Daniel Correa case: new evidence in São Paulo player's murder probe
The main suspect in the killing of the 24-year-old spoke to a friend before being arrested but made no mention of rape allegations he reported to police.
New evidence has emerged in the investigation into the death of São Paulo midfielder Daniel Correa, whose semi-decapitated and castrated body was discovered in a wooded area in Sao José dos Pinhais a week ago.
The main suspect, Edson Brittes Júnior - who has been detained and apparently confessed to killing Correa - said that he had acted after finding the 24-year-old in a bedroom in his residence attempting to rape his wife, Cristiana.
The events took place at the family home of Brittes, his wife and their 18-year-old daughter Allana, both of whom have also been arrested on suspicion of participating in the crime.
Correa had been invited to a party at a nightclub in Curitiba to celebrate Allana’s 18th birthday and was among a group of people who went to the Brittes residence in suburban Sao José dos Pinhais afterwards. It was there that investigators believe Correa received a blow to the head and was placed in the boot of a car before being “tortured” and killed.

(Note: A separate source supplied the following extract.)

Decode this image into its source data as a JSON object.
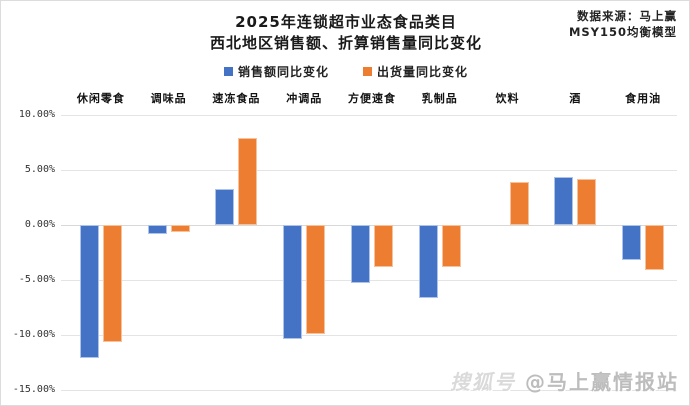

In an apparent confession on Brazilian television, Brittes said he had simply “done what any man would do” when confronted by a scene he described during the interview: “I knocked on the door to my room and when I opened it he was on top of my wife and she was screaming and begging for help.”
Correa suspect makes no reference to rape allegation in phone call
However, investigators have now recovered a telephone conversation Brittes had hours after Correa’s death in which he described the “devastation” wrought on the family by the news but during which makes no mention of the alleged attempted rape he reported to police after his arrest.
“Allana was such a good friend [of Correa’s] that he came here just for her birthday. He was very fond of my daughter, you can imagine. He came a long way just for the party and everybody liked him,” Brittes says in the recovered conversation, which was obtained by Brazilian new outlet UOL. “I can hardly talk about it. My daughter is in shock. Jesus, I had to give her a tranquiliser…”
Brittes went on to say that Correa had left the house earlier and he didn’t know where he had gone. “Nobody knows what happened. You know how big my property is. He went outside and the door was open because there were more people coming in. He was very drunk. He was crazy, absolutely hammered. He could hardly stand up.”
Investigators are still looking into the case and are seeking three unidentified people who arrived at Brittes’ house at the same time as the primary suspect. His wife and daughter remain in custody for questioning.